As the title suggests, the author propels his historical-religious chronicle into the present, a somewhat surprising feature given the tumultuous route religions have taken in the past sixty years in both nations—especially under Communist China’s suppression of religious institutions after ascending to power in 1949 and Japan’s postwar renunciation of State Shinto. But DuBois weaves the threads of his story—and he is a very able storyteller—seamlessly right up to current times, including a coda on how East Asian religions have made an impact in the West.

The book divides into two meta-narratives. The first occupies the first five chapters and tells the familiar story of China’s and Japan’s history, extending into the beginning of the modern era: the Chinese Qing dynasty (1466–1911) and Japanese Tokugawa Shogunate (1603–1868) periods, with his uniquely shaped emphasis on the religious developments of these regions— indigenous Confucianism and Daoism in China and Shinto in Japan and foreign-born Buddhism and Christianity in both (with a brief nod to Islam in China). Each chapter weaves back and forth between the two nations during concurrent centuries, presenting some surprising assessments of familiar events. Meaningfully, the author includes parallel examples with Western history and religion, as well as defends his religious focus on history by arguing, “nobody would think to write a history of the Western world without including religion” (1).

Each chapter weaves back and forth between the two nations during concurrent centuries, presenting some surprising assessments of familiar events.

The start of chapter six marks the beginning of the second narrative, and it comes with a startling discourse on millennialism, beginning with Seventh-Day Adventists in the US. The author contends that such apocalyptic ideations in Asia, usually peripheral in historical narratives, must be examined seriously, for “in order to begin to understand a religion that is not your own, it is important, vital, to develop a sympathy for its beliefs, ethics, rituals, and aesthetics” (125). A 1967 poster of Mao Zedong’s smiling face rising like a radiant sun over rebels marching to overthrow American Imperialism (129) clearly articulates the Communist leader’s messianic fulfillment of six centuries of apocalyptic fervor expressed by various sects collectively referred to as bailian jiao, the White Lotus Teaching. These groups were fueled by the cumulative conditions of agricultural successes, leading to overpopulation and ensuing mass poverty, resulting in the killing of unwanted daughters and producing desperate “bare branches” men with no hope for wives, who thus turned to violent rebellion—the most destructive of which was the Taiping Rebellion that killed some twenty million in the mid-nineteenth century.

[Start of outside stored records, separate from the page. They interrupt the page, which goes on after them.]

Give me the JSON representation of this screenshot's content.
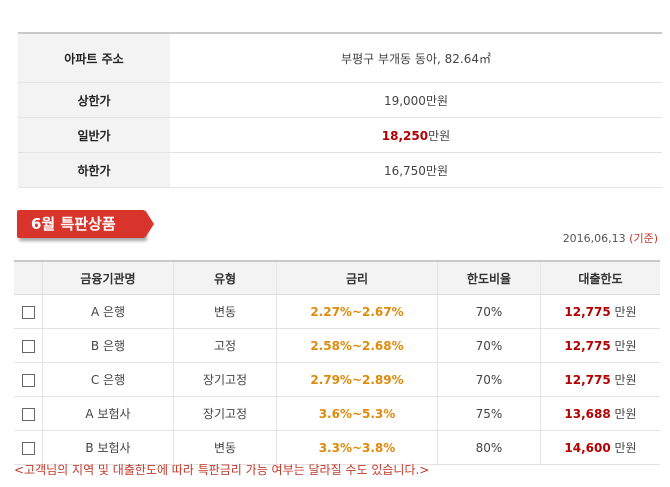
{
  "info": {
    "rows": [
      {
        "label": "아파트 주소",
        "value": "부평구 부개동 동아, 82.64㎡"
      },
      {
        "label": "상한가",
        "value": "19,000만원"
      },
      {
        "label": "일반가",
        "value_highlight": "18,250",
        "value_suffix": "만원"
      },
      {
        "label": "하한가",
        "value": "16,750만원"
      }
    ]
  },
  "banner": {
    "title": "6월 특판상품"
  },
  "date": {
    "text": "2016,06,13",
    "basis": "(기준)"
  },
  "table": {
    "headers": [
      "금융기관명",
      "유형",
      "금리",
      "한도비율",
      "대출한도"
    ],
    "rows": [
      {
        "institution": "A 은행",
        "type": "변동",
        "rate": "2.27%~2.67%",
        "ratio": "70%",
        "limit": "12,775",
        "unit": "만원"
      },
      {
        "institution": "B 은행",
        "type": "고정",
        "rate": "2.58%~2.68%",
        "ratio": "70%",
        "limit": "12,775",
        "unit": "만원"
      },
      {
        "institution": "C 은행",
        "type": "장기고정",
        "rate": "2.79%~2.89%",
        "ratio": "70%",
        "limit": "12,775",
        "unit": "만원"
      },
      {
        "institution": "A 보험사",
        "type": "장기고정",
        "rate": "3.6%~5.3%",
        "ratio": "75%",
        "limit": "13,688",
        "unit": "만원"
      },
      {
        "institution": "B 보험사",
        "type": "변동",
        "rate": "3.3%~3.8%",
        "ratio": "80%",
        "limit": "14,600",
        "unit": "만원"
      }
    ]
  },
  "note": "<고객님의 지역 및 대출한도에 따라 특판금리 가능 여부는 달라질 수도 있습니다.>"
}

Millennial thinking also gave rise to jingoistic State Shinto in Japan that elevated the Meiji emperor to the position of an unassailable god and suppressed Buddhism as a foreign ideation blamed for bringing disaster to Japan upon the invasion of American warships in the port of Edo in 1853.

In another lengthy but fascinating tangent, chapter nine begins by discussing Karl Marx’s theory of religion, its brutal translation in Soviet Russia, and more nuanced interpretation by Mao. The postwar era has also witnessed the continued creation of millennial sects, some of which are known from news accounts in the West, such as Chinese Falungong or Japanese Aum Shinrikyo. Today, both Christianity and Confucianism are also resurgent.

DuBois’s prose is engaging and accessible. It helps if the reader has some background in the history of East Asia when reading the first part, especially, because he sweeps through centuries, people, places, and events somewhat cursorily. Most helpful are the glossary and timelines in the back of the text, along with suggestions for further reading, but the comprehensive arc of his narrative may leave the untutored behind. For this reason, I am hesitant to recommend this text for high school teaching except to the most advanced groups. The book would supplement well other course texts on East Asian history or religion at the college and graduate school level.